Edit: another example if len(A) = 20:
A = numpy.array([1,2,3,4,5,6,7,8,9,10,11,12,13,14,15,16,17,18,19,20])
B = numpy.array([1,2,3,4,5,6])
A[7:7+len(B)] = B
A # [ 1 2 3 4 5 6 7 1 2 3 4 5 6 14 15 16 17 18 19 20]
Just tell it when to stop using len(A).
A[7:7+len(B)] = B[:len(A)-7]
Example:
import numpy
B = numpy.array([1,2,3,4,5,6])
A = numpy.array([1,2,3,4,5,6,7,8,9,10])
A[7:7+len(B)] = B[:len(A)-7]
print A # [1 2 3 4 5 6 7 1 2 3]
A = numpy.array([1,2,3,4,5,6,7,8,9,10,11,12,13,14,15,16,17,18,19,20])

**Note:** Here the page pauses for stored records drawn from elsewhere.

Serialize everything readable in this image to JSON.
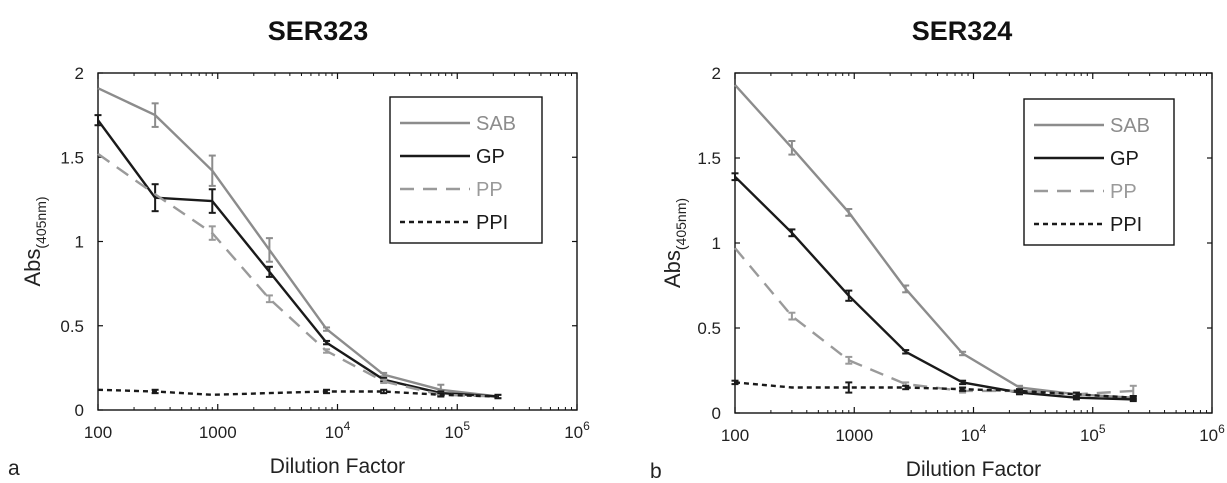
{
  "chart_data": [
    {
      "type": "line",
      "panel_label": "a",
      "title": "SER323",
      "xlabel": "Dilution Factor",
      "ylabel": "Abs",
      "ylabel_sub": "(405nm)",
      "x_scale": "log",
      "xlim": [
        100,
        1000000
      ],
      "ylim": [
        0,
        2
      ],
      "xticks": [
        100,
        1000,
        10000,
        100000,
        1000000
      ],
      "xtick_labels": [
        "100",
        "1000",
        "10^4",
        "10^5",
        "10^6"
      ],
      "yticks": [
        0,
        0.5,
        1,
        1.5,
        2
      ],
      "ytick_labels": [
        "0",
        "0.5",
        "1",
        "1.5",
        "2"
      ],
      "legend_position": "top-right",
      "grid": false,
      "x": [
        100,
        300,
        900,
        2700,
        8100,
        24300,
        72900,
        218700
      ],
      "series": [
        {
          "name": "SAB",
          "color": "#8c8c8c",
          "dash": "solid",
          "values": [
            1.91,
            1.75,
            1.42,
            0.95,
            0.48,
            0.21,
            0.12,
            0.08
          ],
          "errors": [
            0.0,
            0.07,
            0.09,
            0.07,
            0.01,
            0.01,
            0.03,
            0.01
          ]
        },
        {
          "name": "GP",
          "color": "#1a1a1a",
          "dash": "solid",
          "values": [
            1.72,
            1.26,
            1.24,
            0.82,
            0.4,
            0.18,
            0.1,
            0.08
          ],
          "errors": [
            0.03,
            0.08,
            0.07,
            0.03,
            0.01,
            0.01,
            0.01,
            0.01
          ]
        },
        {
          "name": "PP",
          "color": "#9a9a9a",
          "dash": "dashed",
          "values": [
            1.52,
            1.28,
            1.05,
            0.66,
            0.35,
            0.17,
            0.09,
            0.08
          ],
          "errors": [
            0.0,
            0.0,
            0.04,
            0.02,
            0.01,
            0.01,
            0.01,
            0.0
          ]
        },
        {
          "name": "PPI",
          "color": "#1a1a1a",
          "dash": "dotted",
          "values": [
            0.12,
            0.11,
            0.09,
            0.1,
            0.11,
            0.11,
            0.09,
            0.08
          ],
          "errors": [
            0.0,
            0.01,
            0.0,
            0.0,
            0.01,
            0.01,
            0.01,
            0.0
          ]
        }
      ]
    },
    {
      "type": "line",
      "panel_label": "b",
      "title": "SER324",
      "xlabel": "Dilution Factor",
      "ylabel": "Abs",
      "ylabel_sub": "(405nm)",
      "x_scale": "log",
      "xlim": [
        100,
        1000000
      ],
      "ylim": [
        0,
        2
      ],
      "xticks": [
        100,
        1000,
        10000,
        100000,
        1000000
      ],
      "xtick_labels": [
        "100",
        "1000",
        "10^4",
        "10^5",
        "10^6"
      ],
      "yticks": [
        0,
        0.5,
        1,
        1.5,
        2
      ],
      "ytick_labels": [
        "0",
        "0.5",
        "1",
        "1.5",
        "2"
      ],
      "legend_position": "top-right",
      "grid": false,
      "x": [
        100,
        300,
        900,
        2700,
        8100,
        24300,
        72900,
        218700
      ],
      "series": [
        {
          "name": "SAB",
          "color": "#8c8c8c",
          "dash": "solid",
          "values": [
            1.93,
            1.56,
            1.18,
            0.73,
            0.35,
            0.15,
            0.11,
            0.09
          ],
          "errors": [
            0.0,
            0.04,
            0.02,
            0.02,
            0.01,
            0.01,
            0.01,
            0.01
          ]
        },
        {
          "name": "GP",
          "color": "#1a1a1a",
          "dash": "solid",
          "values": [
            1.39,
            1.06,
            0.69,
            0.36,
            0.18,
            0.12,
            0.09,
            0.08
          ],
          "errors": [
            0.02,
            0.02,
            0.03,
            0.01,
            0.01,
            0.01,
            0.01,
            0.01
          ]
        },
        {
          "name": "PP",
          "color": "#9a9a9a",
          "dash": "dashed",
          "values": [
            0.97,
            0.57,
            0.31,
            0.17,
            0.13,
            0.13,
            0.11,
            0.13
          ],
          "errors": [
            0.0,
            0.02,
            0.02,
            0.01,
            0.01,
            0.01,
            0.01,
            0.03
          ]
        },
        {
          "name": "PPI",
          "color": "#1a1a1a",
          "dash": "dotted",
          "values": [
            0.18,
            0.15,
            0.15,
            0.15,
            0.14,
            0.13,
            0.11,
            0.09
          ],
          "errors": [
            0.01,
            0.0,
            0.03,
            0.01,
            0.01,
            0.01,
            0.01,
            0.01
          ]
        }
      ]
    }
  ]
}
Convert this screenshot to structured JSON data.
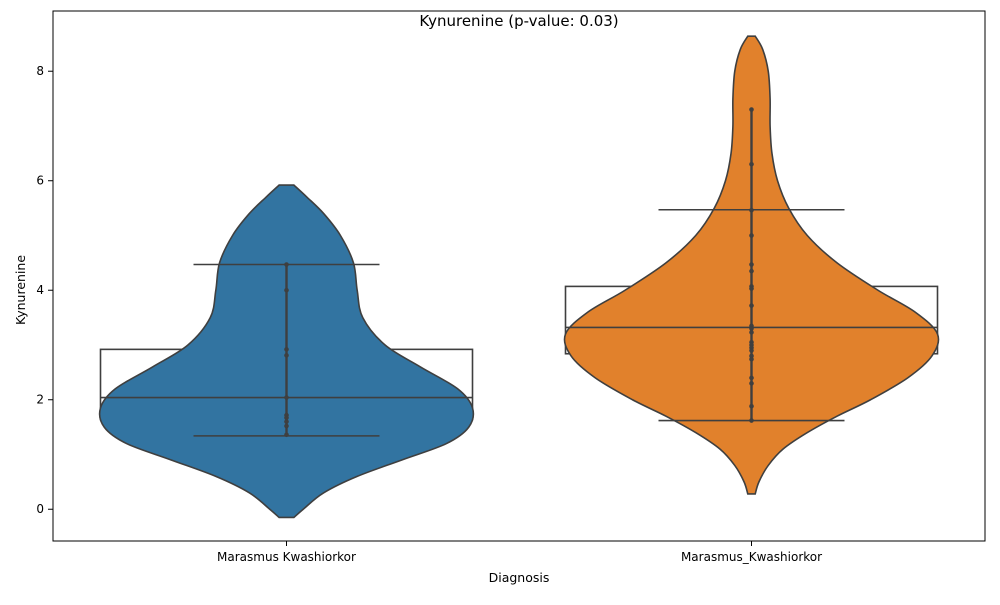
{
  "chart_data": {
    "type": "violin",
    "title": "Kynurenine (p-value: 0.03)",
    "xlabel": "Diagnosis",
    "ylabel": "Kynurenine",
    "ylim": [
      -0.58,
      9.1
    ],
    "yticks": [
      0,
      2,
      4,
      6,
      8
    ],
    "grid": false,
    "categories": [
      "Marasmus Kwashiorkor",
      "Marasmus_Kwashiorkor"
    ],
    "colors": [
      "#3274a1",
      "#e1812c"
    ],
    "line_color": "#3f3f3f",
    "groups": [
      {
        "category": "Marasmus Kwashiorkor",
        "color": "#3274a1",
        "points": [
          4.47,
          4.0,
          2.92,
          2.81,
          2.04,
          1.72,
          1.67,
          1.6,
          1.52,
          1.36
        ],
        "box": {
          "q1": 1.64,
          "median": 2.04,
          "q3": 2.92,
          "whisker_low": 1.34,
          "whisker_high": 4.47
        },
        "density": {
          "y": [
            -0.15,
            0.0,
            0.3,
            0.6,
            0.9,
            1.2,
            1.5,
            1.85,
            2.2,
            2.6,
            3.0,
            3.5,
            4.0,
            4.5,
            5.0,
            5.4,
            5.7,
            5.92
          ],
          "w": [
            0.04,
            0.09,
            0.2,
            0.38,
            0.62,
            0.86,
            0.98,
            1.0,
            0.92,
            0.72,
            0.53,
            0.41,
            0.38,
            0.36,
            0.29,
            0.2,
            0.11,
            0.04
          ]
        }
      },
      {
        "category": "Marasmus_Kwashiorkor",
        "color": "#e1812c",
        "points": [
          7.3,
          6.3,
          5.46,
          5.0,
          4.47,
          4.35,
          4.07,
          4.03,
          3.72,
          3.35,
          3.3,
          3.23,
          3.05,
          3.0,
          2.95,
          2.9,
          2.8,
          2.74,
          2.4,
          2.3,
          1.88,
          1.62
        ],
        "box": {
          "q1": 2.84,
          "median": 3.32,
          "q3": 4.07,
          "whisker_low": 1.62,
          "whisker_high": 5.47
        },
        "density": {
          "y": [
            0.28,
            0.5,
            0.8,
            1.1,
            1.4,
            1.7,
            2.0,
            2.4,
            2.8,
            3.2,
            3.6,
            4.0,
            4.5,
            5.0,
            5.5,
            6.0,
            6.5,
            7.0,
            7.5,
            8.0,
            8.4,
            8.64
          ],
          "w": [
            0.02,
            0.04,
            0.09,
            0.17,
            0.3,
            0.46,
            0.64,
            0.84,
            0.97,
            1.0,
            0.88,
            0.68,
            0.46,
            0.3,
            0.2,
            0.14,
            0.11,
            0.1,
            0.1,
            0.09,
            0.06,
            0.02
          ]
        }
      }
    ]
  }
}
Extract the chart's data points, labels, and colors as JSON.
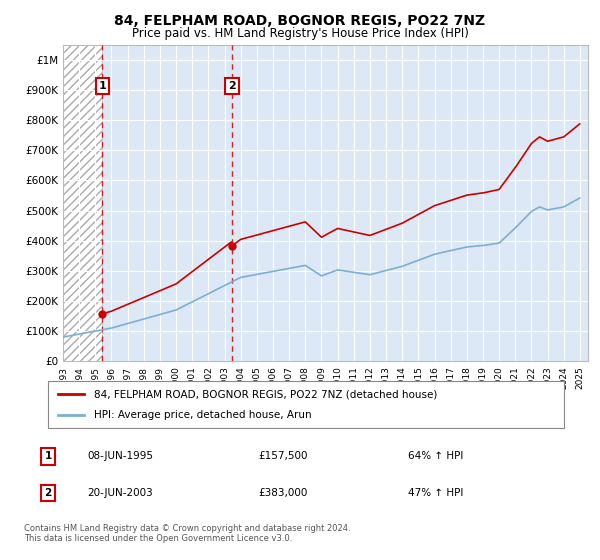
{
  "title": "84, FELPHAM ROAD, BOGNOR REGIS, PO22 7NZ",
  "subtitle": "Price paid vs. HM Land Registry's House Price Index (HPI)",
  "ylim": [
    0,
    1050000
  ],
  "xlim_start": 1993.0,
  "xlim_end": 2025.5,
  "yticks": [
    0,
    100000,
    200000,
    300000,
    400000,
    500000,
    600000,
    700000,
    800000,
    900000,
    1000000
  ],
  "ytick_labels": [
    "£0",
    "£100K",
    "£200K",
    "£300K",
    "£400K",
    "£500K",
    "£600K",
    "£700K",
    "£800K",
    "£900K",
    "£1M"
  ],
  "xticks": [
    1993,
    1994,
    1995,
    1996,
    1997,
    1998,
    1999,
    2000,
    2001,
    2002,
    2003,
    2004,
    2005,
    2006,
    2007,
    2008,
    2009,
    2010,
    2011,
    2012,
    2013,
    2014,
    2015,
    2016,
    2017,
    2018,
    2019,
    2020,
    2021,
    2022,
    2023,
    2024,
    2025
  ],
  "transactions": [
    {
      "id": 1,
      "year": 1995.44,
      "price": 157500,
      "date": "08-JUN-1995",
      "price_str": "£157,500",
      "pct": "64% ↑ HPI"
    },
    {
      "id": 2,
      "year": 2003.46,
      "price": 383000,
      "date": "20-JUN-2003",
      "price_str": "£383,000",
      "pct": "47% ↑ HPI"
    }
  ],
  "legend_line1": "84, FELPHAM ROAD, BOGNOR REGIS, PO22 7NZ (detached house)",
  "legend_line2": "HPI: Average price, detached house, Arun",
  "footer": "Contains HM Land Registry data © Crown copyright and database right 2024.\nThis data is licensed under the Open Government Licence v3.0.",
  "red_color": "#cc0000",
  "blue_color": "#7bafd4",
  "hatch_end_year": 1995.44,
  "background_color": "#ffffff",
  "plot_bg_color": "#dce8f5"
}
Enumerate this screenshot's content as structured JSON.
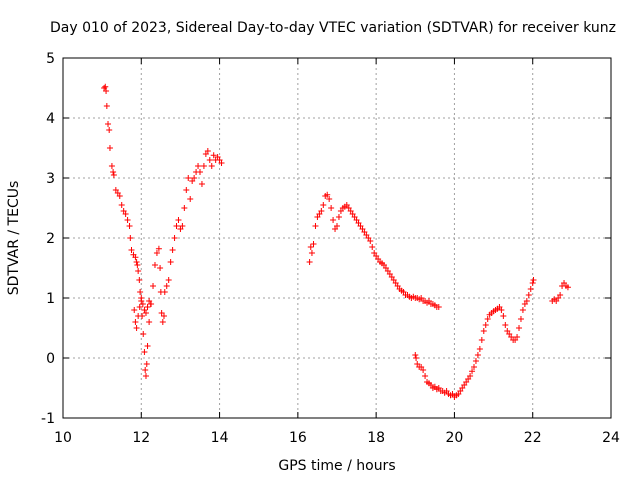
{
  "chart_data": {
    "type": "scatter",
    "title": "Day 010 of 2023, Sidereal Day-to-day VTEC variation (SDTVAR) for receiver kunz",
    "xlabel": "GPS time / hours",
    "ylabel": "SDTVAR / TECUs",
    "xlim": [
      10,
      24
    ],
    "ylim": [
      -1,
      5
    ],
    "x_ticks": [
      10,
      12,
      14,
      16,
      18,
      20,
      22,
      24
    ],
    "x_tick_labels": [
      "10",
      "12",
      "14",
      "16",
      "18",
      "20",
      "22",
      "24"
    ],
    "y_ticks": [
      -1,
      0,
      1,
      2,
      3,
      4,
      5
    ],
    "y_tick_labels": [
      "-1",
      "0",
      "1",
      "2",
      "3",
      "4",
      "5"
    ],
    "grid": true,
    "marker": "plus",
    "color": "#ff0000",
    "series": [
      {
        "name": "SDTVAR",
        "points": [
          [
            11.05,
            4.5
          ],
          [
            11.08,
            4.52
          ],
          [
            11.1,
            4.45
          ],
          [
            11.12,
            4.2
          ],
          [
            11.15,
            3.9
          ],
          [
            11.18,
            3.8
          ],
          [
            11.2,
            3.5
          ],
          [
            11.25,
            3.2
          ],
          [
            11.28,
            3.1
          ],
          [
            11.3,
            3.05
          ],
          [
            11.35,
            2.8
          ],
          [
            11.4,
            2.75
          ],
          [
            11.45,
            2.7
          ],
          [
            11.5,
            2.55
          ],
          [
            11.55,
            2.45
          ],
          [
            11.6,
            2.4
          ],
          [
            11.65,
            2.3
          ],
          [
            11.7,
            2.2
          ],
          [
            11.72,
            2.0
          ],
          [
            11.75,
            1.8
          ],
          [
            11.8,
            1.72
          ],
          [
            11.85,
            1.68
          ],
          [
            11.88,
            1.6
          ],
          [
            11.9,
            1.55
          ],
          [
            11.92,
            1.45
          ],
          [
            11.95,
            1.3
          ],
          [
            11.97,
            1.1
          ],
          [
            12.0,
            0.95
          ],
          [
            12.02,
            0.7
          ],
          [
            12.05,
            0.4
          ],
          [
            12.08,
            0.1
          ],
          [
            12.1,
            -0.2
          ],
          [
            12.12,
            -0.3
          ],
          [
            12.14,
            -0.1
          ],
          [
            12.16,
            0.2
          ],
          [
            12.2,
            0.6
          ],
          [
            12.25,
            0.9
          ],
          [
            12.3,
            1.2
          ],
          [
            12.35,
            1.55
          ],
          [
            12.4,
            1.75
          ],
          [
            12.45,
            1.82
          ],
          [
            12.48,
            1.5
          ],
          [
            12.5,
            1.1
          ],
          [
            12.52,
            0.75
          ],
          [
            12.55,
            0.6
          ],
          [
            12.58,
            0.7
          ],
          [
            12.6,
            1.1
          ],
          [
            12.65,
            1.2
          ],
          [
            12.7,
            1.3
          ],
          [
            12.75,
            1.6
          ],
          [
            12.8,
            1.8
          ],
          [
            12.85,
            2.0
          ],
          [
            12.9,
            2.2
          ],
          [
            12.95,
            2.3
          ],
          [
            13.0,
            2.15
          ],
          [
            13.05,
            2.2
          ],
          [
            13.1,
            2.5
          ],
          [
            13.15,
            2.8
          ],
          [
            13.2,
            3.0
          ],
          [
            13.25,
            2.65
          ],
          [
            13.3,
            2.95
          ],
          [
            13.35,
            3.0
          ],
          [
            13.4,
            3.1
          ],
          [
            13.45,
            3.2
          ],
          [
            13.5,
            3.1
          ],
          [
            13.55,
            2.9
          ],
          [
            13.6,
            3.2
          ],
          [
            13.65,
            3.4
          ],
          [
            13.7,
            3.45
          ],
          [
            13.75,
            3.3
          ],
          [
            13.8,
            3.2
          ],
          [
            13.85,
            3.38
          ],
          [
            13.9,
            3.3
          ],
          [
            13.95,
            3.35
          ],
          [
            14.0,
            3.3
          ],
          [
            14.05,
            3.25
          ],
          [
            11.82,
            0.8
          ],
          [
            11.85,
            0.6
          ],
          [
            11.88,
            0.5
          ],
          [
            11.92,
            0.7
          ],
          [
            11.96,
            0.85
          ],
          [
            12.0,
            1.0
          ],
          [
            12.04,
            0.9
          ],
          [
            12.08,
            0.8
          ],
          [
            12.12,
            0.75
          ],
          [
            12.16,
            0.85
          ],
          [
            12.2,
            0.95
          ],
          [
            12.24,
            0.9
          ],
          [
            16.3,
            1.6
          ],
          [
            16.33,
            1.85
          ],
          [
            16.36,
            1.75
          ],
          [
            16.4,
            1.9
          ],
          [
            16.45,
            2.2
          ],
          [
            16.5,
            2.35
          ],
          [
            16.55,
            2.4
          ],
          [
            16.6,
            2.45
          ],
          [
            16.65,
            2.55
          ],
          [
            16.7,
            2.7
          ],
          [
            16.75,
            2.72
          ],
          [
            16.8,
            2.65
          ],
          [
            16.85,
            2.5
          ],
          [
            16.9,
            2.3
          ],
          [
            16.95,
            2.15
          ],
          [
            17.0,
            2.2
          ],
          [
            17.05,
            2.35
          ],
          [
            17.1,
            2.45
          ],
          [
            17.15,
            2.5
          ],
          [
            17.2,
            2.52
          ],
          [
            17.25,
            2.55
          ],
          [
            17.3,
            2.5
          ],
          [
            17.35,
            2.45
          ],
          [
            17.4,
            2.4
          ],
          [
            17.45,
            2.35
          ],
          [
            17.5,
            2.3
          ],
          [
            17.55,
            2.25
          ],
          [
            17.6,
            2.2
          ],
          [
            17.65,
            2.15
          ],
          [
            17.7,
            2.1
          ],
          [
            17.75,
            2.05
          ],
          [
            17.8,
            2.0
          ],
          [
            17.85,
            1.95
          ],
          [
            17.9,
            1.85
          ],
          [
            17.95,
            1.75
          ],
          [
            18.0,
            1.7
          ],
          [
            18.05,
            1.65
          ],
          [
            18.1,
            1.6
          ],
          [
            18.15,
            1.58
          ],
          [
            18.2,
            1.55
          ],
          [
            18.25,
            1.5
          ],
          [
            18.3,
            1.45
          ],
          [
            18.35,
            1.4
          ],
          [
            18.4,
            1.35
          ],
          [
            18.45,
            1.3
          ],
          [
            18.5,
            1.25
          ],
          [
            18.55,
            1.2
          ],
          [
            18.6,
            1.15
          ],
          [
            18.65,
            1.12
          ],
          [
            18.7,
            1.1
          ],
          [
            18.75,
            1.05
          ],
          [
            18.8,
            1.05
          ],
          [
            18.85,
            1.02
          ],
          [
            18.9,
            1.0
          ],
          [
            18.95,
            1.02
          ],
          [
            19.0,
            1.0
          ],
          [
            19.05,
            1.0
          ],
          [
            19.1,
            0.98
          ],
          [
            19.15,
            1.0
          ],
          [
            19.2,
            0.95
          ],
          [
            19.25,
            0.95
          ],
          [
            19.3,
            0.92
          ],
          [
            19.35,
            0.95
          ],
          [
            19.4,
            0.9
          ],
          [
            19.45,
            0.9
          ],
          [
            19.5,
            0.88
          ],
          [
            19.55,
            0.85
          ],
          [
            19.6,
            0.85
          ],
          [
            19.0,
            0.05
          ],
          [
            19.02,
            0.0
          ],
          [
            19.05,
            -0.1
          ],
          [
            19.1,
            -0.15
          ],
          [
            19.15,
            -0.15
          ],
          [
            19.2,
            -0.2
          ],
          [
            19.25,
            -0.3
          ],
          [
            19.3,
            -0.4
          ],
          [
            19.35,
            -0.42
          ],
          [
            19.4,
            -0.45
          ],
          [
            19.45,
            -0.5
          ],
          [
            19.5,
            -0.48
          ],
          [
            19.55,
            -0.52
          ],
          [
            19.6,
            -0.5
          ],
          [
            19.65,
            -0.55
          ],
          [
            19.7,
            -0.55
          ],
          [
            19.75,
            -0.58
          ],
          [
            19.8,
            -0.55
          ],
          [
            19.85,
            -0.6
          ],
          [
            19.9,
            -0.62
          ],
          [
            19.95,
            -0.6
          ],
          [
            20.0,
            -0.65
          ],
          [
            20.05,
            -0.62
          ],
          [
            20.1,
            -0.6
          ],
          [
            20.15,
            -0.55
          ],
          [
            20.2,
            -0.5
          ],
          [
            20.25,
            -0.45
          ],
          [
            20.3,
            -0.4
          ],
          [
            20.35,
            -0.35
          ],
          [
            20.4,
            -0.3
          ],
          [
            20.45,
            -0.22
          ],
          [
            20.5,
            -0.15
          ],
          [
            20.55,
            -0.05
          ],
          [
            20.6,
            0.05
          ],
          [
            20.65,
            0.15
          ],
          [
            20.7,
            0.3
          ],
          [
            20.75,
            0.45
          ],
          [
            20.8,
            0.55
          ],
          [
            20.85,
            0.65
          ],
          [
            20.9,
            0.72
          ],
          [
            20.95,
            0.75
          ],
          [
            21.0,
            0.78
          ],
          [
            21.05,
            0.8
          ],
          [
            21.1,
            0.82
          ],
          [
            21.15,
            0.85
          ],
          [
            21.2,
            0.8
          ],
          [
            21.25,
            0.7
          ],
          [
            21.3,
            0.55
          ],
          [
            21.35,
            0.45
          ],
          [
            21.4,
            0.4
          ],
          [
            21.45,
            0.35
          ],
          [
            21.5,
            0.3
          ],
          [
            21.55,
            0.3
          ],
          [
            21.6,
            0.35
          ],
          [
            21.65,
            0.5
          ],
          [
            21.7,
            0.65
          ],
          [
            21.75,
            0.8
          ],
          [
            21.8,
            0.9
          ],
          [
            21.85,
            0.95
          ],
          [
            21.9,
            1.05
          ],
          [
            21.95,
            1.15
          ],
          [
            22.0,
            1.25
          ],
          [
            22.02,
            1.3
          ],
          [
            22.5,
            0.95
          ],
          [
            22.55,
            0.98
          ],
          [
            22.6,
            0.95
          ],
          [
            22.65,
            1.0
          ],
          [
            22.7,
            1.05
          ],
          [
            22.75,
            1.2
          ],
          [
            22.8,
            1.25
          ],
          [
            22.85,
            1.2
          ],
          [
            22.9,
            1.18
          ]
        ]
      }
    ]
  }
}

A[7:7+len(B)] = B[:len(A)-7]
print A # [ 1 2 3 4 5 6 7 1 2 3 4 5 6 14 15 16 17 18 19 20]
import numpy
A = numpy.array([1,2,3,4,5,6,7,8,9,10])
B = numpy.array([1,2,3,4,5,6])
numpy.hstack((A[0:7],B))[0:len(A)]
on second thought this fails the case where B fits inside A.
soo....
import numpy
A = numpy.array([1,2,3,4,5,6,7,8,9,10])
B = numpy.array([1,2,3,4,5,6])
if 7 + len(B) > len(A):
A = numpy.hstack((A[0:7],B))[0:len(A)]
else:
A[7:7+len(B)] = B
but, this sort of defeats the purpose of the question! I'm sure you prefer a one-liner!
Same question, but in 2d
Numpy - Overlap 2 matrices at a particular position
There I try to make the case that it is better that you take responsibility for determining which part of B should be copied:
A[7:] = B[:3]
A[7:] = B[-3:]
A[7:] = B[3:6]
np.put will do this sort of clipping for you, but you have to give it an index list, not a slice:
np.put(x, range(7,len(x)), B)
which isn't much better than x[7:]=y[:len(x)-7].
The doc for put tells me there is also a putmask, place, and copyto functions. And the counterpart to put is take.
An interesting thing is that while these other functions give more power than indexing, with modes like clip and repeat, I don't see them being used much. I think that's because it is easier to write a function that handles your special case, than it is to remember/lookup general functions with lots of options.